En los 20 años que transcurrieron desde el alzamiento zapatista del primero de enero de 1994, los movimientos latinoamericanos protagonizaron uno de los ciclos de luchas más intensos y extensos en mucho tiempo. Desde el Caracazo de 1989 se sucedieron levantamientos, insurrecciones y movilizaciones que abarcaron toda la región, deslegitimaron el modelo neoliberal e instalaron a los de abajo, organizados en movimientos, como actores centrales de los cambios.
El zapatismo formó parte de esta oleada de los 90 y se convirtió muy pronto en uno de los referentes ineludibles, aun para quienes no comparten sus propuestas y formas de acción. Es casi imposible enumerar todo lo realizado por los movimientos en estas dos décadas. Apenas podemos repasar un puñado de hechos significativos: el ciclo piquetero en Argentina (1997-2002), los levantamientos indígenas y populares en Ecuador, las movilizaciones peruanas que forzaron la renuncia de Fujimori, y el Marzo Paraguayo, en 1999, que llevó al exilio al militar golpista Lino Oviedo.
En la década siguiente tuvimos la formidable respuesta del pueblo venezolano al golpe derechista de 2002, las tres “guerras” bolivianas entre 2000 y 2005 (una del agua y dos del gas) que borraron del mapa político a la derecha neoliberal, la impresionante lucha de los indios amazónicos en Bagua (Perú) en 2009, la resistencia de las comunidades de Guatemala a la minería, la comuna de Oaxaca en 2006 y la movilización del campesinado paraguayo en 2002 contra las privatizaciones.
En los tres pasados años se hizo sentir una nueva camada de movimientos que insinúan un nuevo ciclo de protestas, como la movilización de los estudiantes secundarios chilenos, la resistencia comunitaria al emprendimiento minero Conga en el norte del Perú, la creciente resistencia a la minería, a las fumigaciones y a Monsanto en Argentina, la defensa del Tipnis (Territorio Indígena y Parque Nacional Isiboro Sécure) en Bolivia y la resistencia a la represa de Belo Monte en Brasil.
Sólo en 2013 tuvimos el paro agrario colombiano que fue capaz de unir a todos los sectores rurales (campesinos, indígenas y cortadores de caña) contra el TLC con Estados Unidos y a una parte de los movimientos urbanos, y también las movilizaciones de junio en Brasil contra el feroz extractivismo urbano de la mano de obra para el Mundial 2014 y los Juegos Olímpicos de 2016 en Río de Janeiro.
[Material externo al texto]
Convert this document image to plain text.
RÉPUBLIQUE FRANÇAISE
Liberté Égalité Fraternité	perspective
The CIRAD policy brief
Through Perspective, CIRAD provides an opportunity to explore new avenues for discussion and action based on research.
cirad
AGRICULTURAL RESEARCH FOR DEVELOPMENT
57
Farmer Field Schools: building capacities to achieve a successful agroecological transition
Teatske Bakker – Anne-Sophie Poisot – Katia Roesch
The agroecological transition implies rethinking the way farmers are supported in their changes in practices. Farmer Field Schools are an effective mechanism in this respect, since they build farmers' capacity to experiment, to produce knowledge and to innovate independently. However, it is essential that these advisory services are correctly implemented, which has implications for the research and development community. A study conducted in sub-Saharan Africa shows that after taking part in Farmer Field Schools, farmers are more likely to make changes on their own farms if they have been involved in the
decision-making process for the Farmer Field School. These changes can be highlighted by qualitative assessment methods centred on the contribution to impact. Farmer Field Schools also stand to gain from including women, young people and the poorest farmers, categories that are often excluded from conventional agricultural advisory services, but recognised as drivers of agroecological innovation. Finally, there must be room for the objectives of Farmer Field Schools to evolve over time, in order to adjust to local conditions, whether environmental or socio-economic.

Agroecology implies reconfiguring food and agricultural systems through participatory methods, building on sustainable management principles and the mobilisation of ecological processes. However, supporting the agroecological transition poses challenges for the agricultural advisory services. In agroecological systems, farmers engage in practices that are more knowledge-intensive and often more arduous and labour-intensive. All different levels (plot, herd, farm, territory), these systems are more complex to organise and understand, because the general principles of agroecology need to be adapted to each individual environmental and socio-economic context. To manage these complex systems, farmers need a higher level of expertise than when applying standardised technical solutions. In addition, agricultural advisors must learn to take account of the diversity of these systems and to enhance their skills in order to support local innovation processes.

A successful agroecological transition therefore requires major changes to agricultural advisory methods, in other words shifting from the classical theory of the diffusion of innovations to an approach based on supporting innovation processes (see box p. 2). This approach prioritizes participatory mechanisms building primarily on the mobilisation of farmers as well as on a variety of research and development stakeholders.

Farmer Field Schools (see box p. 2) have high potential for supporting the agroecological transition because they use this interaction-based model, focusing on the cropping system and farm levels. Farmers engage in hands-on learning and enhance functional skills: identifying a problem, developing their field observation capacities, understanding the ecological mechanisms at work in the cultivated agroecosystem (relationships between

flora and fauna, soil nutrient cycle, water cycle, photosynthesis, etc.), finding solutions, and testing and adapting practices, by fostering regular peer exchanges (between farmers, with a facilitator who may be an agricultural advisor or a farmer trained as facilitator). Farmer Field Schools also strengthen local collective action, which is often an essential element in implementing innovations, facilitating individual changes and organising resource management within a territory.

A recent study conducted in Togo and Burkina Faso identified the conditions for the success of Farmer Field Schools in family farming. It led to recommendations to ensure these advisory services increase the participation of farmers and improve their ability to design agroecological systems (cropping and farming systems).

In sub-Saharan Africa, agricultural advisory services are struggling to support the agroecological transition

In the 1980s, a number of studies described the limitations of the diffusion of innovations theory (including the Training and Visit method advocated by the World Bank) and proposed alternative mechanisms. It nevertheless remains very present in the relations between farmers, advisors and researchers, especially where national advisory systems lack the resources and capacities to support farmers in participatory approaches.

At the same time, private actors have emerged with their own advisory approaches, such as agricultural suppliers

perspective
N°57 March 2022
Este conjunto de acciones a lo largo de dos décadas permite asegurar que los movimientos de los abajos están vivos en toda la región. Muchos de ellos son portadores de una nueva cultura política y de organización que se manifiesta de modos muy diversos en las diversas organizaciones, pero conforman modos de hacer diferentes de los que conocimos en las décadas de los 60 y 70.
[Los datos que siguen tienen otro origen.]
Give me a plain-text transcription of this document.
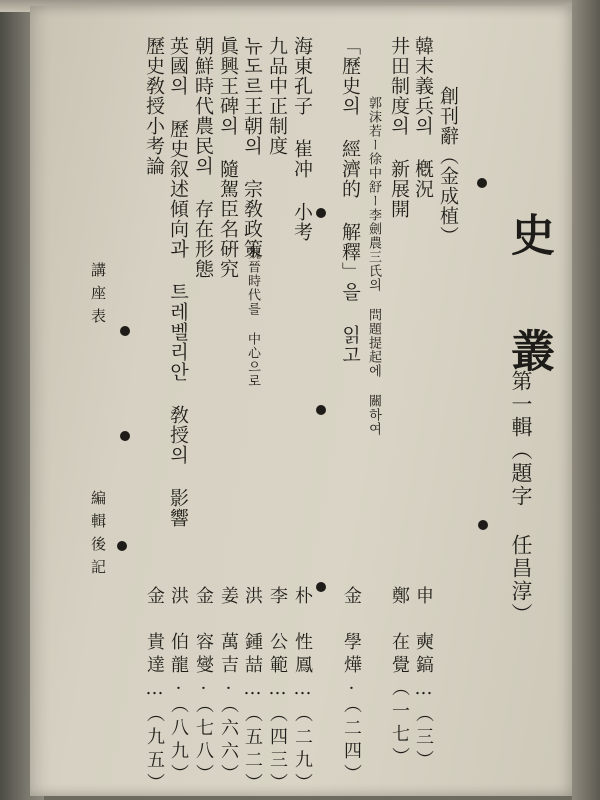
史　叢
第一輯（題字 任昌淳）
創刊辭（金成植）
韓末義兵의 槪況
井田制度의 新展開
郭沫若ー徐中舒ー李劍農三氏의 問題提起에 關하여
「歷史의 經濟的 解釋」을 읽고
海東孔子 崔冲 小考
九品中正制度
魏晉時代를 中心으로
뉴도르王朝의 宗敎政策
眞興王碑의 隨駕臣名硏究
朝鮮時代農民의 存在形態
英國의 歷史叙述傾向과 트레벨리안 敎授의 影響
歷史敎授小考論
申　奭鎬…（三）
鄭　在覺（一七）
金　學燁·（二四）
朴　性鳳…（二九）
李　公範…（四三）
洪　鍾喆…（五二）
姜　萬吉·（六六）
金　容燮·（七八）
洪　伯龍·（八九）
金　貴達…（九五）
講座表
編輯後記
Una parte de los movimientos, desde los estudiantes secundarios chilenos hasta las comunidades zapatistas, pasando por los Guardianes de las Lagunas de Conga, el Movimiento de Pobladores y Pobladoras de Venezuela y el Movimiento Passe Livre de Brasil (MPL), entre los más destacados, muestran algunas características comunes que sería interesante destacar.
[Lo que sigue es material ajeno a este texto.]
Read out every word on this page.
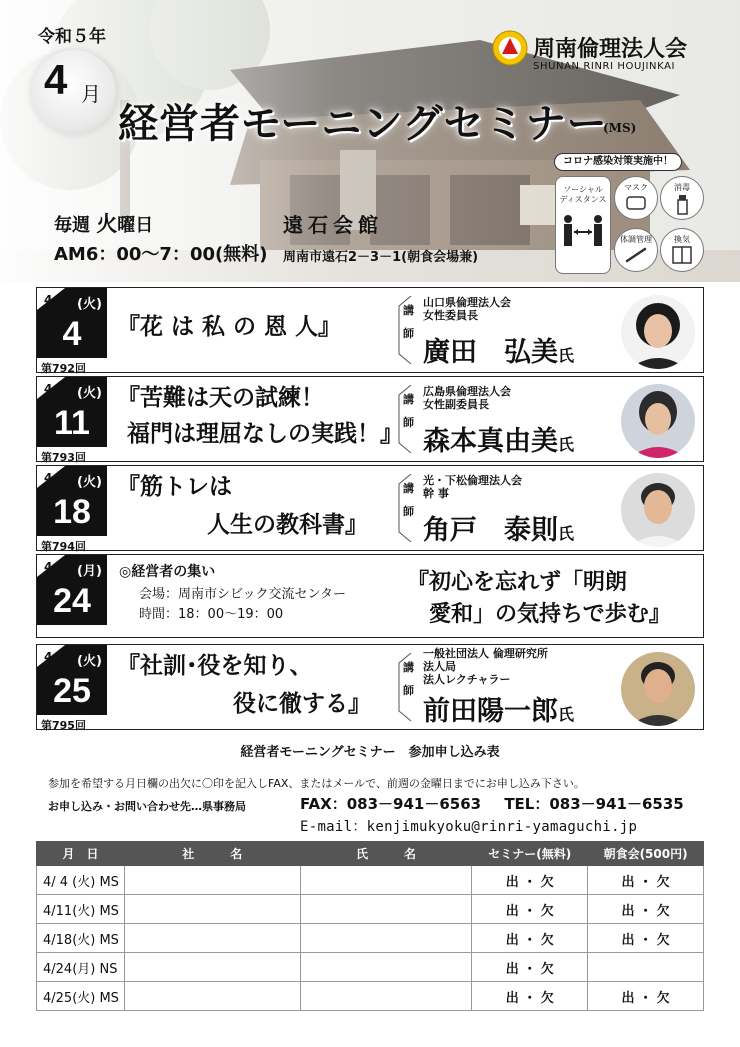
令和５年
4 月
周南倫理法人会
SHUNAN RINRI HOUJINKAI
経営者モーニングセミナー
(MS)
コロナ感染対策実施中！
ソーシャル
ディスタンス
マスク	消毒
体調管理	換気
毎週 火曜日
AM6：00～7：00(無料)
遠石会館
周南市遠石2－3－1(朝食会場兼)
4 (火)
4
第792回
『花 は 私 の 恩 人』
講
師
山口県倫理法人会
女性委員長
廣田　弘美氏
4 (火)
11
第793回
『苦難は天の試練！
福門は理屈なしの実践！』
講
師
広島県倫理法人会
女性副委員長
森本真由美氏
4 (火)
18
第794回
『筋トレは
人生の教科書』
講
師
光・下松倫理法人会
幹 事
角戸　泰則氏
4 (月)
24
◎経営者の集い
会場：周南市シビック交流センター
時間：18：00～19：00
『初心を忘れず「明朗
愛和」の気持ちで歩む』
4 (火)
25
第795回
『社訓･役を知り、
役に徹する』
講
師
一般社団法人 倫理研究所
法人局
法人レクチャラー
前田陽一郎氏
経営者モーニングセミナー　参加申し込み表
参加を希望する月日欄の出欠に〇印を記入しFAX、またはメールで、前週の金曜日までにお申し込み下さい。
お申し込み・お問い合わせ先…県事務局	FAX：083－941－6563 TEL：083－941－6535
E-mail：kenjimukyoku@rinri-yamaguchi.jp
月　日	社　　　名	氏　　　名	セミナー(無料)	朝食会(500円)
4/ 4 (火) MS			出 ・ 欠	出 ・ 欠
4/11(火) MS			出 ・ 欠	出 ・ 欠
4/18(火) MS			出 ・ 欠	出 ・ 欠
4/24(月) NS			出 ・ 欠	
4/25(火) MS			出 ・ 欠	出 ・ 欠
La primera es la masiva y destacada participación de jóvenes y mujeres. Esta presencia revitaliza las luchas anticapitalistas, porque están participando directamente las personas más afectadas por el capitalismo, las que no tienen un lugar en el mundo aún hegemónico. Es la presencia mayoritaria de quienes no tienen nada que perder porque son, básicamente, mujeres y jóvenes de abajo que le dan a los movimientos un carácter de intransigente radicalidad.
En segundo lugar, viene ganando terreno una cultura política que los zapatistas han sintetizado en la expresión “mandar obedeciendo”, que se expresa de forma aún difusa. Los que cuidan las lagunas en Perú, herederos de las rondas campesinas, obedecen a las comunidades. Los jóvenes del MPL toman decisiones por consenso para que no se consoliden mayorías, y rechazan explícitamente los “carros de sonido” impuestos en el periodo anterior por las burocracias sindicales para controlar las marchas.
La tercera cuestión en común se relaciona con la autonomía y la horizontalidad, vocablos que 20 años atrás apenas empezaban a utilizarse y se incorporaron de lleno a la cultura política de quienes siguen luchando. Se reclaman autónomos del Estado y los partidos, en tanto la horizontalidad es la dirección colectiva y no individual del movimiento. Los miembros de la Aces (Asamblea Coordinadora de Estudiantes Secundarios) de Chile funcionan de modo horizontal, con una dirección colectiva y asamblearia.
La cuarta característica que veo en común es el predominio de los flujos por sobre las estructuras. La organización se adapta y se subordina al movimiento, no se congela en una estructura capaz de condicionar al colectivo, con intereses propios separados del movimiento. Los colectivos que pelean son algo así como comunidades en resistencia, en las que todos y todas corren riesgos parejos y donde la división del trabajo se adapta a los objetivos que traza el conjunto en cada momento.
En esta nueva camada de organizaciones no es fácil distinguir quiénes son los dirigentes, no porque no existan referentes y portavoces, sino porque la diferencia entre dirigentes y dirigidos se viene atenuando a medida que crece el protagonismo de los abajos. Este es quizá uno de los aspectos más importantes de la nueva cultura política en expansión en las dos pasadas décadas.
Por último, quisiera decir que el zapatismo es referente político y ético, pero no como dirección de estos movimientos, que no pretende ni podría serlo. Puede ser inspiración, referencia, ejemplo si se prefiere. Siento que hay múltiples diálogos entre todas estas experiencias, no al estilo de encuentros formales y estructurados, sino intercambios directos entre militantes, capilares, no controlados, sino el tipo de trueques de saberes y experiencias que necesitamos para potenciar el combate al sistema.